Published online by Cambridge University Press: 03 May 2010
Margaret Shedd.
“Of Mice and Men.”
Theatre Arts, 21
(October 1937), 774–80.
San Francisco had two world premieres this summer. That both plays will be headlined fall openings in New York is not the point to be recorded here, which is, instead, the almost extravagant difference between Jean Giraudoux's Amphitryon 38… and the production with which this review is concerned: John Steinbeck's Of Mice and Men presented by the San Francisco Theatre Union.
Whatever the cause—ingenuousness, curiosity, lust for contemporaneousness of scene,—one expects a great deal from a play about the living, wandering men who plant crops they never see harvested, and harvest where they have not seen the planting, in a soil which refuses them roots, men who are lonely beyond our natural heritage of loneliness.

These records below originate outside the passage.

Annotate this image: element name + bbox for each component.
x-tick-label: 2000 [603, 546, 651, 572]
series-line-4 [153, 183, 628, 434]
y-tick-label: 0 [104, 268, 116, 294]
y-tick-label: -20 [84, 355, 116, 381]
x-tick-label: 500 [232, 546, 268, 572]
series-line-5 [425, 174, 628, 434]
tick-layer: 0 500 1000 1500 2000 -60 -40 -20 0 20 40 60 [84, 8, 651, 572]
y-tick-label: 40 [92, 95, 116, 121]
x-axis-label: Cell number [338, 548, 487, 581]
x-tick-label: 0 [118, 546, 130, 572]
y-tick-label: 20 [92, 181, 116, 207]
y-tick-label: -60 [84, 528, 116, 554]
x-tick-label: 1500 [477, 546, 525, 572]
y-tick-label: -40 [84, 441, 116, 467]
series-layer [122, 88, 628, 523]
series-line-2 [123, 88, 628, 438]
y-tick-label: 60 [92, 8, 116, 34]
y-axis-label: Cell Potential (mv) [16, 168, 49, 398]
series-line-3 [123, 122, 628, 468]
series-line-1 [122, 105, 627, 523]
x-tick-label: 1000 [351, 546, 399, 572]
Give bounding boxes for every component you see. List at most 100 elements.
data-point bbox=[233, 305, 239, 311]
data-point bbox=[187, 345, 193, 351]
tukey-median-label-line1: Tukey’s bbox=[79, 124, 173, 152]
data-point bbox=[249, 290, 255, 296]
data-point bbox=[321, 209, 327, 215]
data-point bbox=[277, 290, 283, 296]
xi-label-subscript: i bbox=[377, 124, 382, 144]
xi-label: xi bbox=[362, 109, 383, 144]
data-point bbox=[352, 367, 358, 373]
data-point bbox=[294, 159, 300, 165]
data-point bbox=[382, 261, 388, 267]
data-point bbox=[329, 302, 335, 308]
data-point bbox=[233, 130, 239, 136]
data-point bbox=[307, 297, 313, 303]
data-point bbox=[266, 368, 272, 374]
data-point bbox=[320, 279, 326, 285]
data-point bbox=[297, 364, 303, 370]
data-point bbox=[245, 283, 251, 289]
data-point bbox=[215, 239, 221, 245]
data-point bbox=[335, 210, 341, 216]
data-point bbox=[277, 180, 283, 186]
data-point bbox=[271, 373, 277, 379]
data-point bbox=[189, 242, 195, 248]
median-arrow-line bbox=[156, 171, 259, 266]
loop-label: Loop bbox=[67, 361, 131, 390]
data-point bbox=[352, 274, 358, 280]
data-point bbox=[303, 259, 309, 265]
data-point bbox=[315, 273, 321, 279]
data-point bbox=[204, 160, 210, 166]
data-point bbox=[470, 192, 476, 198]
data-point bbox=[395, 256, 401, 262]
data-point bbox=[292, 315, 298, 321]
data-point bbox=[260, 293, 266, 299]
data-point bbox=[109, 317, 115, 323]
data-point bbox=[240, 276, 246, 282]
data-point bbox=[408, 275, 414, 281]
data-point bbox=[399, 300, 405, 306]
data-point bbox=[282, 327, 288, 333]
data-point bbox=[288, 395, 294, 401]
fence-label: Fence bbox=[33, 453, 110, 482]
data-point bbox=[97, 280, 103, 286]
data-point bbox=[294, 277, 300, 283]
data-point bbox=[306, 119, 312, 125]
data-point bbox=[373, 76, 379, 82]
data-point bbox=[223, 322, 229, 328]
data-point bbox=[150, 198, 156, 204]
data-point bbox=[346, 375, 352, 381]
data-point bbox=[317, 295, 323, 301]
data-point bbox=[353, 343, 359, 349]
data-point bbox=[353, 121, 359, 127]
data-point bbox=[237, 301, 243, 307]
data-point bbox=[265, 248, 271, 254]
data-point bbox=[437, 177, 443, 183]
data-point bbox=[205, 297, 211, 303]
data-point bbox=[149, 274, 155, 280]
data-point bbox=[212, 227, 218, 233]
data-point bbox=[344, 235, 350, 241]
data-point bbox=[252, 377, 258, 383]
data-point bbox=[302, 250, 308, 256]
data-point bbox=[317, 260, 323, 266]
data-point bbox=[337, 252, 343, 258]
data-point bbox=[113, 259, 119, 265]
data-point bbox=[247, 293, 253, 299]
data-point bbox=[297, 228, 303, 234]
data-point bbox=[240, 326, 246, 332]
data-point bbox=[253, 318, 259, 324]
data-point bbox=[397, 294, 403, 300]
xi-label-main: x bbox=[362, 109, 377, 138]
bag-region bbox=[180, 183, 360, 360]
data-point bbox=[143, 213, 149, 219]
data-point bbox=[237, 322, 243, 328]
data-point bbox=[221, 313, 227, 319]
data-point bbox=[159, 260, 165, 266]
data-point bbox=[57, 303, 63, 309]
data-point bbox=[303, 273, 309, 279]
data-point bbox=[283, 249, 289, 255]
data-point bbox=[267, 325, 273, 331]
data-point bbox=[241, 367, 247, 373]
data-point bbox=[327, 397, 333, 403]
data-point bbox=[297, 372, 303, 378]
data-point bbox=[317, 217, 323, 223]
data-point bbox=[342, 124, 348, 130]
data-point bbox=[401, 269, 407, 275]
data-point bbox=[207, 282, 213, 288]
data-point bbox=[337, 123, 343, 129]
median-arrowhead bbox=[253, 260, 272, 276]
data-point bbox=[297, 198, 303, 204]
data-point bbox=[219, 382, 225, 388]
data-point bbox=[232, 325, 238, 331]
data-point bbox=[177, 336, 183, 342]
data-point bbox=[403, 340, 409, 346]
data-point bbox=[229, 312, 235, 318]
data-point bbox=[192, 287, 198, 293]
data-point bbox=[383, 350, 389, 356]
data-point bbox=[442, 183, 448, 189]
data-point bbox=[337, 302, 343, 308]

All the exciting dramatic realities are in the theme, and when the curtain goes up on Of Mice and Men the play seems authentic: characters who demand we learn all about them, situations which we feel impelled to follow through to a consummation or an intensity of non-consummation which is the same thing. A simple background of Santa Clara hills and a nonexistent river in the orchestra pit, beside which Lennie and George lie down to sleep, give promise of evoking what is inherent in the tragic saga of the itinerant agricultural worker.
But Of Mice and Men, in its present form, does not tell that saga; it does no more than block in the tantalizing outlines, with too much sentimental detail of rabbits and murders and with gaping omissions. Why? Maybe the answer to that question would also answer the “why” of the whole socially-minded theatre.